Methods: We developed a precisely controlled system for multi-sensory (auditory, visual, and tactile) stimuli delivery endowed with the capacity to monitor eye gaze, peripheral physiological, and electroencephalogram (EEG) data. We designed a mechatronic device to simulate affective touch, which can be synchronized with other sensory deliveries. All the data can be captured with user-defined event markers for later data segmentation. A feasibility study with 10 participants aged between 3- to 20-months-old was conducted. All participants watched a series of videos where a female actress was seen and heard reciting a prepared English or Spanish monologue. To determine how much time participants spent gazing at core areas of the face, we defined three principal regions of interest (ROIs) around the eyes, the nose and mouth, respectively, on the face of the talker. The videos were played twice in random order. We manipulated the affective touch simulation device to stroke the participants’ forearms for one of the identical stimulus displays.
Results: Seven out of the 10 participants went through all of the experimental procedures. Eye gaze data, peripheral physiological data (PPG and GSR), and EEG data were all properly recorded with event markers. Three participants pulled their arms out of the tactile device in the middle of the experiment, which might be because the current design of the tactile device has difficulty in fixing small arm in place. The data were collected regardless of the absence of the tactile stimulus. Results indicated that participants looked at the stimulus screen 27% of the time, with gaze toward demarcated ROI for 57% of this time. No specific differences in the tactile stimulus conditions were noted across groups (with and without affective touch).

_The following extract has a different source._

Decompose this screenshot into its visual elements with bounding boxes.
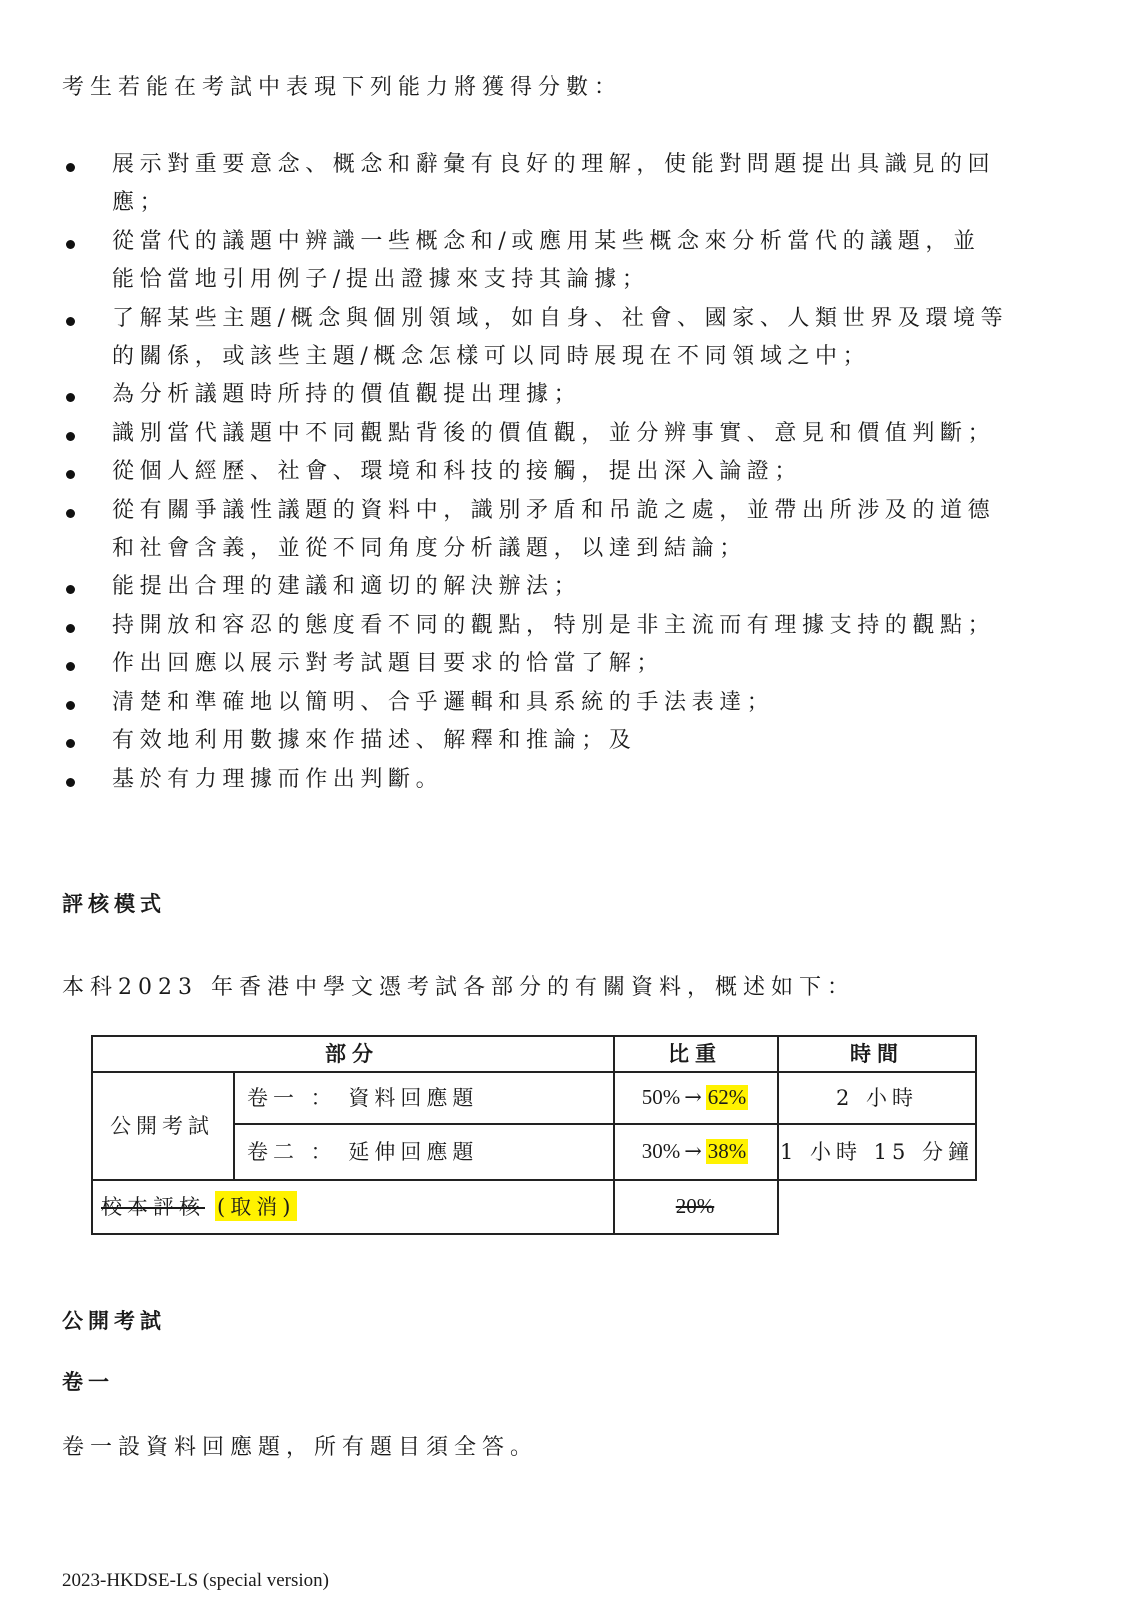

Conclusions: This work describes a novel multi-sensory stimulus delivery system that can record multi-dimensional data in real time. This feasibility study demonstrated that the system is tolerated by infants aged 3- to 20-months-old. Eye gaze data, peripheral physiological data, and EEG data were successfully recorded. Such a system could potentially be used to help study multisensory differences and process differences over time for both high- (e.g., infant siblings of children with ASD) and low-risk infants.